Am Anfang war es ja noch lustig gewesen, aber jetzt, nach dem gut sechsten Mal hatte Paul es satt. Er mochte Wasser nicht und auch noch dazu in ihm zu tauchen war sehr unheimlich für ihn. Das sah Nikolai aber nicht ein – warum sollte man sich bitte vor Wasser fürchten?

Prustend tauchte Berlin wieder auf, als Cölln seinen Kopf losließ. Der aufgewirbelte Sand im Spreewasser hatte seine Augen zum Brennen gebracht und so langsam verlor er die Geduld.

„Genug!“, hustete er, „Cölli, ich will nich' mehr, hör auf!“

„Ach komm, drei Sekunden länger hältste locker aus!“, mit diesen Worten wurde Paul, mit dem Gesicht vorneweg, erneut ins Wasser gedrückt.

Diesmal schluckte er sogar ein wenig Wasser, denn er hatte den Mund zum Protest halb offen gehabt. Erbarmungslos drückte Cölln weiter, zählte dabei die Zeit in Sekunden mit. 'Wetttauchen' nannten sie es, obwohl es eher wenig mit einem Wettbewerb zu tun hatte. Viel mehr machte es Nikolai Spaß seinen Freund ärgern zu können. Tauchen konnte er eh um Längen besser und auch schwimmen; aber das war keine Kunst, denn jeder schwamm besser als Berlin. Albrecht hatte ihm sogar verboten alleine fischen zu gehen, denn wenn er in die Spree fiel und keine andere Person zur Hilfe anwesend war, dann würde Paul mit Sicherheit ertrinken. Nur im Rennen, da war er unschlagbar, da machte man ihm nichts vor... Aber jetzt ging es ums Luft im Wasser anhalten, wo Nikolais Spielkamerad schlichtweg grottenschlecht war, denn kaum einen Wimpernschlag Unterwasser, tauchte er aus Schiss wieder auf. Das war der Grund, weshalb Cölln nachhelfen musste, indem er ihn so lange nach unten drückte, bis er selbst entschied, wann genug war. Ihm machte es trotzdem Spaß; was man vom tyrannisierten Jüngeren nicht behaupten konnte...
 

Paul musste sich etwas ausdenken, um dieser Folter zu entfliehen, denn es war alles andere als angenehm, so behandelt zu werden, nur weil man etwas schwächer und kleiner war. Man musste Cölln eins auswischen und ihm einen Denkzettel verpassen, damit er für immer aufhörte. Das war es, an was Berlin dachte, als er mit zusammengekniffenen Augen darauf wartete, dass sein Freund ihn losließ. Er hatte auch schon eine Idee, aber die erforderte Mut! Er nahm all seinen Mumm zusammen und als Cölln mit einem „3....2.....1....Okay!“, von ihm abließ, blieb er einfach im Wasser treiben und rührte sich keinen Millimeter mehr aus eigener Kraft. Er bekam schreckliche Angst, aber die hieß es zu überwinden, für das eigene Wohl!

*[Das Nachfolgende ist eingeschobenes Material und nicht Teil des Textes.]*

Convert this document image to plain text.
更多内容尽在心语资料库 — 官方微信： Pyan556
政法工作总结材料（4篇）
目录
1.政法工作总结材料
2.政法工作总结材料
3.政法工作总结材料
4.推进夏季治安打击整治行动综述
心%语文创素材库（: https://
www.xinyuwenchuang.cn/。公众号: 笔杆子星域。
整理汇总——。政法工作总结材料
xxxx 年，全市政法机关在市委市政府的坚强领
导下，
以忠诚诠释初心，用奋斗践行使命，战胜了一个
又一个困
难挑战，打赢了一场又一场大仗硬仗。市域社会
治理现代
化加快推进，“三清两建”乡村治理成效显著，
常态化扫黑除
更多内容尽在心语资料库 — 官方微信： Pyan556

Cölln schnürte es die Kehle zu, als er das sah. Er ließ ein entsetztes Keuchen vernehmen.

„Paule!“, rief er entsetzt, „Paule! Mach keine Affen, tauch auf!“

Keine Reaktion.

„PAUL!“, schnell und mit einer Maske des Schocks auf dem Gesicht zog er den leblosen Jungen an Land.

Dort angekommen beugte er sich über ihn.

„Paul!“, er war verzweifelt und wusste nicht, was er machen sollte, „Paule!“

Berlin unterdrückte ein Grinsen, so aufgelöst und hilflos hatte er ihn noch nie erlebt. Da hatte er ja jemanden schön dran gekriegt! Nikolai packte ihn an den Schultern und rüttelte leicht an ihnen.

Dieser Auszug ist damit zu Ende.